Os senhores estão vendo a idéia dele. Quer dizer, o verdadeiro militante deve falar ao homem de seu tempo de maneira que o homem de seu tempo se sinta denunciado, sinta entendido, visto e denunciado. É um verdadeiro tratadinho de como fazer apostolado individual, de como tratar com a opinião pública. Não conheço trecho melhor do que esse nessa matéria.

“Mostrai-lhes o abismo que assim cavam; descobri-lhes as armadilhas que são tecidas pelo espírito do mal; ensinai-lhes os meios de as evitar, acrescentando que tem tudo que perder se se deixarem prender por elas. Por este modo cativareis a atenção, porque é sempre escutado quem fala interessando o auditório”.

Do contrário é “pau” (cacete, n.d.c.).
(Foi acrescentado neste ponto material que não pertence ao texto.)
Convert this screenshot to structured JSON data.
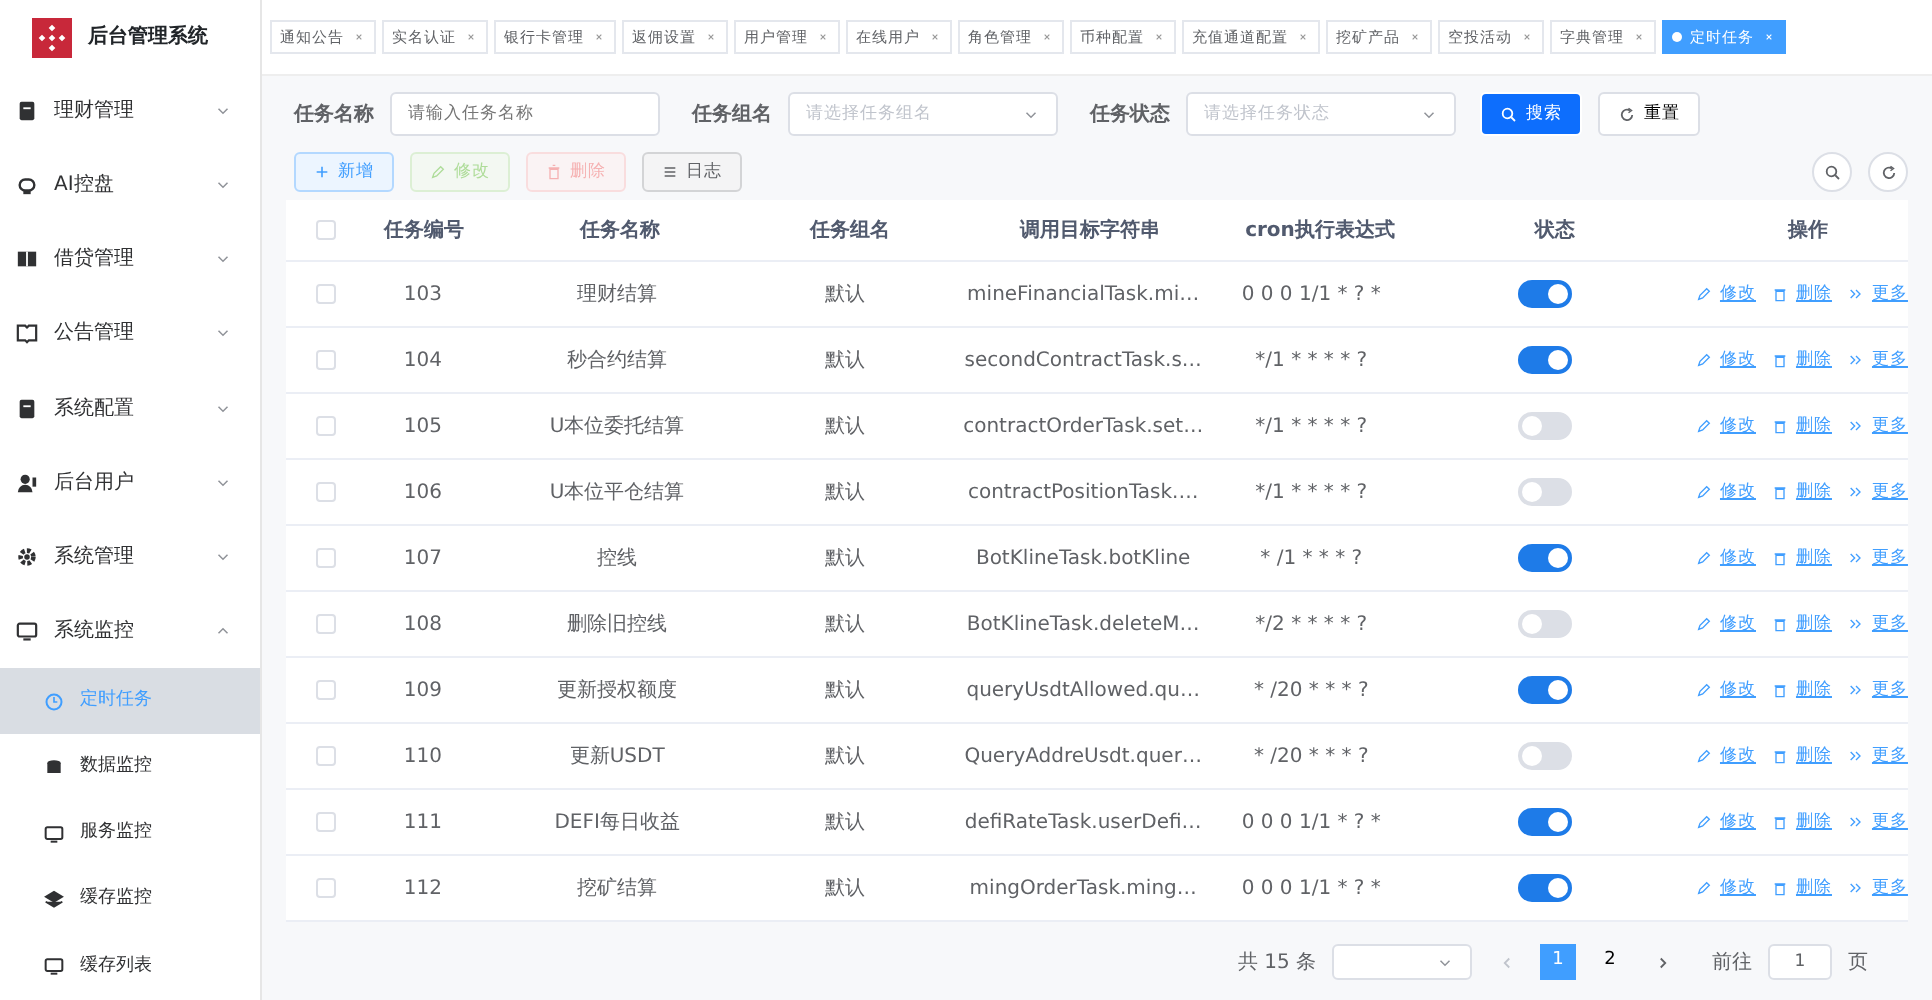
{
  "logo": {
    "title": "后台管理系统"
  },
  "sidebar": {
    "items": [
      {
        "label": "理财管理",
        "expanded": false
      },
      {
        "label": "AI控盘",
        "expanded": false
      },
      {
        "label": "借贷管理",
        "expanded": false
      },
      {
        "label": "公告管理",
        "expanded": false
      },
      {
        "label": "系统配置",
        "expanded": false
      },
      {
        "label": "后台用户",
        "expanded": false
      },
      {
        "label": "系统管理",
        "expanded": false
      },
      {
        "label": "系统监控",
        "expanded": true,
        "children": [
          {
            "label": "定时任务",
            "selected": true
          },
          {
            "label": "数据监控",
            "selected": false
          },
          {
            "label": "服务监控",
            "selected": false
          },
          {
            "label": "缓存监控",
            "selected": false
          },
          {
            "label": "缓存列表",
            "selected": false
          }
        ]
      }
    ]
  },
  "tabs": [
    {
      "label": "通知公告",
      "selected": false
    },
    {
      "label": "实名认证",
      "selected": false
    },
    {
      "label": "银行卡管理",
      "selected": false
    },
    {
      "label": "返佣设置",
      "selected": false
    },
    {
      "label": "用户管理",
      "selected": false
    },
    {
      "label": "在线用户",
      "selected": false
    },
    {
      "label": "角色管理",
      "selected": false
    },
    {
      "label": "币种配置",
      "selected": false
    },
    {
      "label": "充值通道配置",
      "selected": false
    },
    {
      "label": "挖矿产品",
      "selected": false
    },
    {
      "label": "空投活动",
      "selected": false
    },
    {
      "label": "字典管理",
      "selected": false
    },
    {
      "label": "定时任务",
      "selected": true
    }
  ],
  "search_form": {
    "fields": [
      {
        "label": "任务名称",
        "placeholder": "请输入任务名称",
        "kind": "input"
      },
      {
        "label": "任务组名",
        "placeholder": "请选择任务组名",
        "kind": "select"
      },
      {
        "label": "任务状态",
        "placeholder": "请选择任务状态",
        "kind": "select"
      }
    ],
    "search_button": "搜索",
    "reset_button": "重置"
  },
  "toolbar": [
    {
      "label": "新增",
      "kind": "add",
      "disabled": false
    },
    {
      "label": "修改",
      "kind": "edit",
      "disabled": true
    },
    {
      "label": "删除",
      "kind": "delete",
      "disabled": true
    },
    {
      "label": "日志",
      "kind": "log",
      "disabled": false
    }
  ],
  "table": {
    "columns": [
      "任务编号",
      "任务名称",
      "任务组名",
      "调用目标字符串",
      "cron执行表达式",
      "状态",
      "操作"
    ],
    "select_all_checked": false,
    "rows": [
      {
        "id": "103",
        "name": "理财结算",
        "group": "默认",
        "target": "mineFinancialTask.mi…",
        "cron": "0 0 0 1/1 * ? *",
        "enabled": true,
        "checked": false,
        "actions": [
          "修改",
          "删除",
          "更多"
        ]
      },
      {
        "id": "104",
        "name": "秒合约结算",
        "group": "默认",
        "target": "secondContractTask.s…",
        "cron": "*/1 * * * * ?",
        "enabled": true,
        "checked": false,
        "actions": [
          "修改",
          "删除",
          "更多"
        ]
      },
      {
        "id": "105",
        "name": "U本位委托结算",
        "group": "默认",
        "target": "contractOrderTask.set…",
        "cron": "*/1 * * * * ?",
        "enabled": false,
        "checked": false,
        "actions": [
          "修改",
          "删除",
          "更多"
        ]
      },
      {
        "id": "106",
        "name": "U本位平仓结算",
        "group": "默认",
        "target": "contractPositionTask.…",
        "cron": "*/1 * * * * ?",
        "enabled": false,
        "checked": false,
        "actions": [
          "修改",
          "删除",
          "更多"
        ]
      },
      {
        "id": "107",
        "name": "控线",
        "group": "默认",
        "target": "BotKlineTask.botKline",
        "cron": "* /1 * * * ?",
        "enabled": true,
        "checked": false,
        "actions": [
          "修改",
          "删除",
          "更多"
        ]
      },
      {
        "id": "108",
        "name": "删除旧控线",
        "group": "默认",
        "target": "BotKlineTask.deleteM…",
        "cron": "*/2 * * * * ?",
        "enabled": false,
        "checked": false,
        "actions": [
          "修改",
          "删除",
          "更多"
        ]
      },
      {
        "id": "109",
        "name": "更新授权额度",
        "group": "默认",
        "target": "queryUsdtAllowed.qu…",
        "cron": "* /20 * * * ?",
        "enabled": true,
        "checked": false,
        "actions": [
          "修改",
          "删除",
          "更多"
        ]
      },
      {
        "id": "110",
        "name": "更新USDT",
        "group": "默认",
        "target": "QueryAddreUsdt.quer…",
        "cron": "* /20 * * * ?",
        "enabled": false,
        "checked": false,
        "actions": [
          "修改",
          "删除",
          "更多"
        ]
      },
      {
        "id": "111",
        "name": "DEFI每日收益",
        "group": "默认",
        "target": "defiRateTask.userDefi…",
        "cron": "0 0 0 1/1 * ? *",
        "enabled": true,
        "checked": false,
        "actions": [
          "修改",
          "删除",
          "更多"
        ]
      },
      {
        "id": "112",
        "name": "挖矿结算",
        "group": "默认",
        "target": "mingOrderTask.ming…",
        "cron": "0 0 0 1/1 * ? *",
        "enabled": true,
        "checked": false,
        "actions": [
          "修改",
          "删除",
          "更多"
        ]
      }
    ]
  },
  "pagination": {
    "total": "共 15 条",
    "pages": [
      {
        "label": "1",
        "selected": true
      },
      {
        "label": "2",
        "selected": false
      }
    ],
    "goto_label": "前往",
    "goto_value": "1",
    "page_unit": "页"
  }
}
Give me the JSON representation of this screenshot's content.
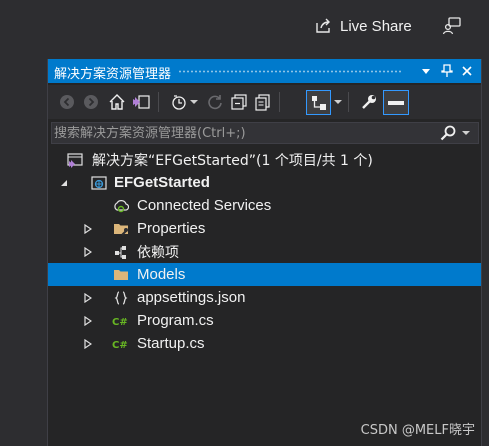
{
  "topbar": {
    "live_share_label": "Live Share",
    "icons": [
      "live-share-icon",
      "feedback-icon"
    ]
  },
  "panel": {
    "title": "解决方案资源管理器",
    "title_buttons": [
      "dropdown-arrow-icon",
      "pin-icon",
      "close-icon"
    ],
    "toolbar_icons": [
      "back-icon",
      "forward-icon",
      "home-icon",
      "switch-views-icon",
      "pending-changes-filter-icon",
      "dropdown-arrow-icon",
      "sync-icon",
      "collapse-all-icon",
      "show-all-files-icon",
      "preview-selected-icon",
      "dropdown-arrow-icon",
      "properties-wrench-icon",
      "minus-icon"
    ],
    "search_placeholder": "搜索解决方案资源管理器(Ctrl+;)"
  },
  "tree": {
    "items": [
      {
        "label": "解决方案“EFGetStarted”(1 个项目/共 1 个)",
        "icon": "solution-icon",
        "expander": "",
        "level": 0
      },
      {
        "label": "EFGetStarted",
        "icon": "web-project-icon",
        "expander": "expanded",
        "level": 1,
        "bold": true
      },
      {
        "label": "Connected Services",
        "icon": "connected-services-icon",
        "expander": "",
        "level": 2
      },
      {
        "label": "Properties",
        "icon": "properties-folder-icon",
        "expander": "collapsed",
        "level": 2
      },
      {
        "label": "依赖项",
        "icon": "dependencies-icon",
        "expander": "collapsed",
        "level": 2
      },
      {
        "label": "Models",
        "icon": "folder-icon",
        "expander": "",
        "level": 2,
        "selected": true
      },
      {
        "label": "appsettings.json",
        "icon": "json-file-icon",
        "expander": "collapsed",
        "level": 2
      },
      {
        "label": "Program.cs",
        "icon": "csharp-file-icon",
        "expander": "collapsed",
        "level": 2
      },
      {
        "label": "Startup.cs",
        "icon": "csharp-file-icon",
        "expander": "collapsed",
        "level": 2
      }
    ]
  },
  "watermark": "CSDN @MELF晓宇",
  "colors": {
    "accent": "#007acc",
    "background": "#252526",
    "csharp": "#68b723",
    "folder": "#dcb67a"
  }
}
Eu pergunto: os senhores não estão vendo retratados muitos sermões que os senhores ouvem por ai?

“Atraireis vossos ouvintes representando-os a eles próprios; mas para isto é necessário tê-los observado e aprofundado. É necessário conhecê-los bem. Estudai-os como livros vivos”.

A doutrina do “livro vivo” é doutrina da TFP, por excelência.

“…e neles sabereis os meios, etc. Não vos proíbo que consulteis a Sagrada Escritura…”

A expressão também… se não fosse São Francisco, eu não ousaria dizer. Francamente. A gente deve entender isto com todo respeito devido a São Francisco, com uma boa “colherada de sal” e não (com) um grão (de sal). Mas vejam a frase:

“Não vos proíbo que consulteis a Sagrada Escritura, os Padres da Igreja, os sagrados cânones, os livros de piedade, os tratados de moral, Deus me livre disso! Eles vos fornecerão provas sólidas para estabelecer as verdades cristãs, remédios soberanos contra as tentações, exemplos heróicos de todas as virtudes. Mas…”

E aqui que é o duro:

“…tudo isto é frio para os espíritos pouco dispostos a recebê-los, e não consegue mover convenientemente senão pelo sistema que vos indiquei, de conhecer o homem por um profundo estudo, pintá-lo fielmente e colocar o quadro em tal luz que cada um possa reconhecer-se”.

Aí os senhores tem como a tradição católica corrobora sempre a orientação da TFP. Para mim foi uma surpresa quando esse eremita do São Bento me deu esse trecho. Eu estava à espera de uma ocasião para apresentá-lo aqui aos senhores. Sirva ele de ânimo aos senhores e de firmeza nas atitudes que tomaram e na compreensão de que a TFP fazendo tanto cabedal que os senhores conheçam a opinião pública, diagnostiquem, exemplifiquem, a TFP segue a trilha de um dos maiores missionários de todos os tempos, o grande São Francisco Xavier.

Nota: O Papa São Pio X, a 25 de março de 1904, constituiu São Francisco Xavier Patrono de todos os missionários.